# who services your motorhome



## tourangang (Jul 26, 2008)

Hi guys

at our first outing in our bessacarr E795 last week which was great our two children loved it, unfortunately due to my health I found it quite difficult opening the lockers, carrying the toilet cassette, so to be honest I think I will only be able to own it for this season.

My question though is where'd you get maintenance on the van done, my reversing lights don't work which are affecting the parking sensors, I have checked the fuses but they are okay so I guess it's the switch on the gearbox? But where do you take a vehicle this big for maintenance?

I don't really want to take it to a motorhome centre like Highbridge caravans, they may be okay for the interior stuff but not so sure on the mechanical aspects of the van?

Kind regards

John


----------



## javea (Jun 8, 2007)

Hi John,

Can't help with your servicing question as mine is done by Camper UK who are a long way from you, but with regard to your toilet cassette problem, have you thought of one of those collapsible trolleys which would take the weight problem away from you. Regarding the lockers, there may be a simple modification which can be made to help, no doubt someone with greater knowledge of this area will be along to give you some guidance.

Mike


----------



## clive1821 (Mar 27, 2010)

again a long way but I use C & M Autoservices lancaster.... Mark is very good....


----------



## A37 (Sep 22, 2009)

I take our van and all of our cars to the local Bosch specialist. 
His garage isn't really suited to motorhomes (he services ours in his yard) but I'm loathed to use anyone else as he's such a decent bloke.

A long time ago we used West Country motorhomes, they used a garage a couple of miles up the road from their service centre, heading towards Bristol on the A38. 
I can't remember their name unfortunately and don't have any paperwork as we've since sold that van.
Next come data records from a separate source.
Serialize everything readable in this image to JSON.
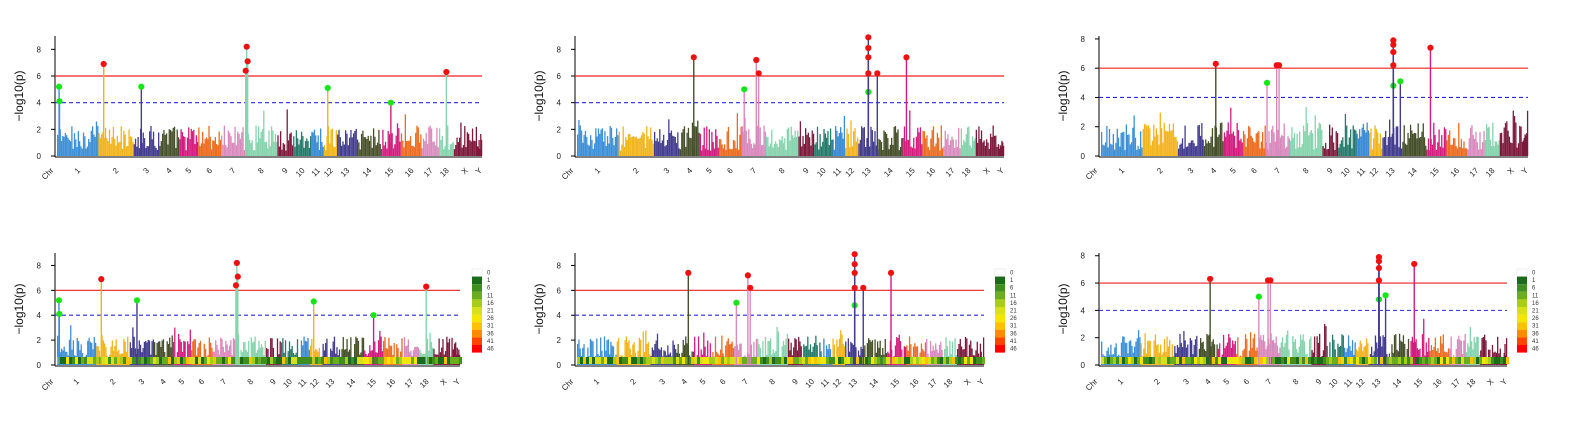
{
  "y_axis_label": "−log10(p)",
  "palette": [
    "#3d8fd6",
    "#f2b41c",
    "#433c8f",
    "#45502a",
    "#d31c7e",
    "#ec6c20",
    "#d98abd",
    "#86d3ad",
    "#7d1a3c",
    "#257a6a",
    "#3b8bd6",
    "#f2b41c",
    "#433c8f",
    "#45502a",
    "#d31c7e",
    "#ec6c20",
    "#d98abd",
    "#86d3ad",
    "#7d1a3c",
    "#7d1a3c"
  ],
  "density_legend": {
    "labels": [
      "0",
      "1",
      "6",
      "11",
      "16",
      "21",
      "26",
      "31",
      "36",
      "41",
      "46"
    ],
    "colors": [
      "#ffffff",
      "#1a6b1a",
      "#3f8f1f",
      "#6aad1f",
      "#a8cc1a",
      "#d8e01a",
      "#f4e600",
      "#ffc000",
      "#ff8a00",
      "#ff4500",
      "#ff0000"
    ]
  },
  "chart_data": [
    {
      "type": "scatter",
      "subtype": "manhattan",
      "ylabel": "−log10(p)",
      "ylim": [
        0,
        9
      ],
      "yticks": [
        0,
        2,
        4,
        6,
        8
      ],
      "thresholds": {
        "significant": 6,
        "suggestive": 4
      },
      "categories": [
        "Chr",
        "1",
        "2",
        "3",
        "4",
        "5",
        "6",
        "7",
        "8",
        "9",
        "10",
        "11",
        "12",
        "13",
        "14",
        "15",
        "16",
        "17",
        "18",
        "X",
        "Y"
      ],
      "chromosome_sizes": [
        1.0,
        0.85,
        0.62,
        0.48,
        0.46,
        0.55,
        0.58,
        0.78,
        0.38,
        0.44,
        0.3,
        0.32,
        0.48,
        0.58,
        0.48,
        0.5,
        0.42,
        0.36,
        0.56,
        0.12
      ],
      "hits_significant": [
        [
          2,
          0.15,
          6.9
        ],
        [
          8,
          0.05,
          8.2
        ],
        [
          8,
          0.08,
          7.1
        ],
        [
          8,
          0.02,
          6.4
        ],
        [
          18,
          0.5,
          6.3
        ]
      ],
      "hits_suggestive": [
        [
          1,
          0.05,
          5.2
        ],
        [
          1,
          0.06,
          4.1
        ],
        [
          3,
          0.3,
          5.2
        ],
        [
          12,
          0.3,
          5.1
        ],
        [
          15,
          0.5,
          4.0
        ]
      ],
      "density_strip": false
    },
    {
      "type": "scatter",
      "subtype": "manhattan",
      "ylabel": "−log10(p)",
      "ylim": [
        0,
        9
      ],
      "yticks": [
        0,
        2,
        4,
        6,
        8
      ],
      "thresholds": {
        "significant": 6,
        "suggestive": 4
      },
      "categories": [
        "Chr",
        "1",
        "2",
        "3",
        "4",
        "5",
        "6",
        "7",
        "8",
        "9",
        "10",
        "11",
        "12",
        "13",
        "14",
        "15",
        "16",
        "17",
        "18",
        "X",
        "Y"
      ],
      "chromosome_sizes": [
        1.0,
        0.85,
        0.62,
        0.48,
        0.46,
        0.55,
        0.58,
        0.78,
        0.38,
        0.44,
        0.3,
        0.32,
        0.48,
        0.58,
        0.48,
        0.5,
        0.42,
        0.36,
        0.56,
        0.12
      ],
      "hits_significant": [
        [
          4,
          0.7,
          7.4
        ],
        [
          7,
          0.6,
          7.2
        ],
        [
          7,
          0.7,
          6.2
        ],
        [
          13,
          0.5,
          8.9
        ],
        [
          13,
          0.5,
          8.1
        ],
        [
          13,
          0.5,
          7.4
        ],
        [
          13,
          0.5,
          6.2
        ],
        [
          13,
          0.95,
          6.2
        ],
        [
          15,
          0.2,
          7.4
        ]
      ],
      "hits_suggestive": [
        [
          7,
          0.1,
          5.0
        ],
        [
          13,
          0.5,
          4.8
        ]
      ],
      "density_strip": false
    },
    {
      "type": "scatter",
      "subtype": "manhattan",
      "ylabel": "−log10(p)",
      "ylim": [
        0,
        8.2
      ],
      "yticks": [
        0,
        2,
        4,
        6,
        8
      ],
      "thresholds": {
        "significant": 6,
        "suggestive": 4
      },
      "categories": [
        "Chr",
        "1",
        "2",
        "3",
        "4",
        "5",
        "6",
        "7",
        "8",
        "9",
        "10",
        "11",
        "12",
        "13",
        "14",
        "15",
        "16",
        "17",
        "18",
        "X",
        "Y"
      ],
      "chromosome_sizes": [
        1.0,
        0.85,
        0.62,
        0.48,
        0.46,
        0.55,
        0.58,
        0.78,
        0.38,
        0.44,
        0.3,
        0.32,
        0.48,
        0.58,
        0.48,
        0.5,
        0.42,
        0.36,
        0.56,
        0.12
      ],
      "hits_significant": [
        [
          4,
          0.6,
          6.3
        ],
        [
          7,
          0.45,
          6.2
        ],
        [
          7,
          0.55,
          6.2
        ],
        [
          13,
          0.55,
          7.9
        ],
        [
          13,
          0.55,
          7.6
        ],
        [
          13,
          0.55,
          7.1
        ],
        [
          13,
          0.55,
          6.2
        ],
        [
          15,
          0.2,
          7.4
        ]
      ],
      "hits_suggestive": [
        [
          7,
          0.05,
          5.0
        ],
        [
          13,
          0.55,
          4.8
        ],
        [
          13,
          0.9,
          5.1
        ]
      ],
      "density_strip": false
    },
    {
      "type": "scatter",
      "subtype": "manhattan",
      "ylabel": "−log10(p)",
      "ylim": [
        0,
        9
      ],
      "yticks": [
        0,
        2,
        4,
        6,
        8
      ],
      "thresholds": {
        "significant": 6,
        "suggestive": 4
      },
      "categories": [
        "Chr",
        "1",
        "2",
        "3",
        "4",
        "5",
        "6",
        "7",
        "8",
        "9",
        "10",
        "11",
        "12",
        "13",
        "14",
        "15",
        "16",
        "17",
        "18",
        "X",
        "Y"
      ],
      "chromosome_sizes": [
        1.0,
        0.85,
        0.62,
        0.48,
        0.46,
        0.55,
        0.58,
        0.78,
        0.38,
        0.44,
        0.3,
        0.32,
        0.48,
        0.58,
        0.48,
        0.5,
        0.42,
        0.36,
        0.56,
        0.12
      ],
      "hits_significant": [
        [
          2,
          0.15,
          6.9
        ],
        [
          8,
          0.05,
          8.2
        ],
        [
          8,
          0.08,
          7.1
        ],
        [
          8,
          0.02,
          6.4
        ],
        [
          18,
          0.5,
          6.3
        ]
      ],
      "hits_suggestive": [
        [
          1,
          0.05,
          5.2
        ],
        [
          1,
          0.06,
          4.1
        ],
        [
          3,
          0.3,
          5.2
        ],
        [
          12,
          0.3,
          5.1
        ],
        [
          15,
          0.5,
          4.0
        ]
      ],
      "density_strip": true
    },
    {
      "type": "scatter",
      "subtype": "manhattan",
      "ylabel": "−log10(p)",
      "ylim": [
        0,
        9
      ],
      "yticks": [
        0,
        2,
        4,
        6,
        8
      ],
      "thresholds": {
        "significant": 6,
        "suggestive": 4
      },
      "categories": [
        "Chr",
        "1",
        "2",
        "3",
        "4",
        "5",
        "6",
        "7",
        "8",
        "9",
        "10",
        "11",
        "12",
        "13",
        "14",
        "15",
        "16",
        "17",
        "18",
        "X",
        "Y"
      ],
      "chromosome_sizes": [
        1.0,
        0.85,
        0.62,
        0.48,
        0.46,
        0.55,
        0.58,
        0.78,
        0.38,
        0.44,
        0.3,
        0.32,
        0.48,
        0.58,
        0.48,
        0.5,
        0.42,
        0.36,
        0.56,
        0.12
      ],
      "hits_significant": [
        [
          4,
          0.7,
          7.4
        ],
        [
          7,
          0.6,
          7.2
        ],
        [
          7,
          0.7,
          6.2
        ],
        [
          13,
          0.5,
          8.9
        ],
        [
          13,
          0.5,
          8.1
        ],
        [
          13,
          0.5,
          7.4
        ],
        [
          13,
          0.5,
          6.2
        ],
        [
          13,
          0.95,
          6.2
        ],
        [
          15,
          0.2,
          7.4
        ]
      ],
      "hits_suggestive": [
        [
          7,
          0.1,
          5.0
        ],
        [
          13,
          0.5,
          4.8
        ]
      ],
      "density_strip": true
    },
    {
      "type": "scatter",
      "subtype": "manhattan",
      "ylabel": "−log10(p)",
      "ylim": [
        0,
        8.2
      ],
      "yticks": [
        0,
        2,
        4,
        6,
        8
      ],
      "thresholds": {
        "significant": 6,
        "suggestive": 4
      },
      "categories": [
        "Chr",
        "1",
        "2",
        "3",
        "4",
        "5",
        "6",
        "7",
        "8",
        "9",
        "10",
        "11",
        "12",
        "13",
        "14",
        "15",
        "16",
        "17",
        "18",
        "X",
        "Y"
      ],
      "chromosome_sizes": [
        1.0,
        0.85,
        0.62,
        0.48,
        0.46,
        0.55,
        0.58,
        0.78,
        0.38,
        0.44,
        0.3,
        0.32,
        0.48,
        0.58,
        0.48,
        0.5,
        0.42,
        0.36,
        0.56,
        0.12
      ],
      "hits_significant": [
        [
          4,
          0.6,
          6.3
        ],
        [
          7,
          0.45,
          6.2
        ],
        [
          7,
          0.55,
          6.2
        ],
        [
          13,
          0.55,
          7.9
        ],
        [
          13,
          0.55,
          7.6
        ],
        [
          13,
          0.55,
          7.1
        ],
        [
          13,
          0.55,
          6.2
        ],
        [
          15,
          0.2,
          7.4
        ]
      ],
      "hits_suggestive": [
        [
          7,
          0.05,
          5.0
        ],
        [
          13,
          0.55,
          4.8
        ],
        [
          13,
          0.9,
          5.1
        ]
      ],
      "density_strip": true
    }
  ]
}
Seem to remember it was a big white building.

Hope this helps


----------



## motormouth (Jul 3, 2010)

What make is the base vehicle??
Look for a commercial dealer in your area who service/repair same make. Phone them to make sure they can handle the height, weight etc and off you go.


----------



## DTPCHEMICALS (Jul 24, 2006)

A bit out of your way but i use Marshalls at Bawtry near Doncaster.
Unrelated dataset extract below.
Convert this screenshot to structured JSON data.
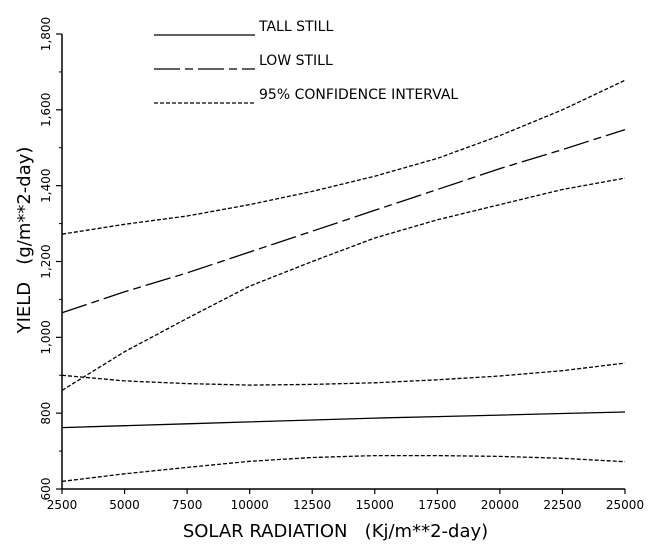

they specialise in vans but do cars as well.


Dave p


----------



## camallison (Jul 15, 2009)

Since you are in Somerset, why not try Chelston near Wellington? They service both the habitation and vehicle. They are a recognised Fiat van service centre. I have heard several people say good things about them, but have no experience of them myself.

Colin


----------



## grandadbaza (Jan 3, 2008)

I have just had my first he hab and base service and because of the feedback I have seen on this forum ,I chose Camper UK , from the moment I first rang them to collecting the van after it had been done was nothing but first class service ,they make you feel that you are important to them ,a truly professional service 

Baza


----------



## Chas17 (May 1, 2005)

We bought our camper from Highbridge and use the garage they use for all their vans for service and MOT. It is :

Castle Mill MOT Centre
Castle Head
Biddisham
Axbridge
BS26 2RE

01934 750663

I think the guys name is Will Pearce and he has done a good job for us.


----------



## bigbazza (Mar 6, 2008)

Try Highbridge Mototech, they helped me out on a breakdown once and they were excellent.
Sorry don;t know the number and I'm in Ozzyland at the moment.

Just found them (I'm pretty sure it's these guy's)

Highbridge Motor Tech Buncombes Garage, Huntspill Rd, Highbridge, Somerset TA9 3DE 
Tel: 01278 787880


----------



## tourangang (Jul 26, 2008)

Thanks guys, i might try chelston they are only about 15 miles from me.

john


----------



## PSC (May 7, 2009)

I would be interested to know if anyone has got any recomendations for servicing of a Rapido on a Fiat Duccato base in the Canterbury area?

Cheers


----------



## Techno100 (May 8, 2010)

I do mine and charge a fortune 8)


----------



## 1943 (May 28, 2008)

javea said:


> Hi John,
> 
> , but with regard to your toilet cassette problem, _have you thought of one of those collapsible trolleys_ which would take the weight problem away from you. Mike


We got one from Amazon for about £12 add a bungee to hold it on and you're done. Wouldn't be without it!

Bob


----------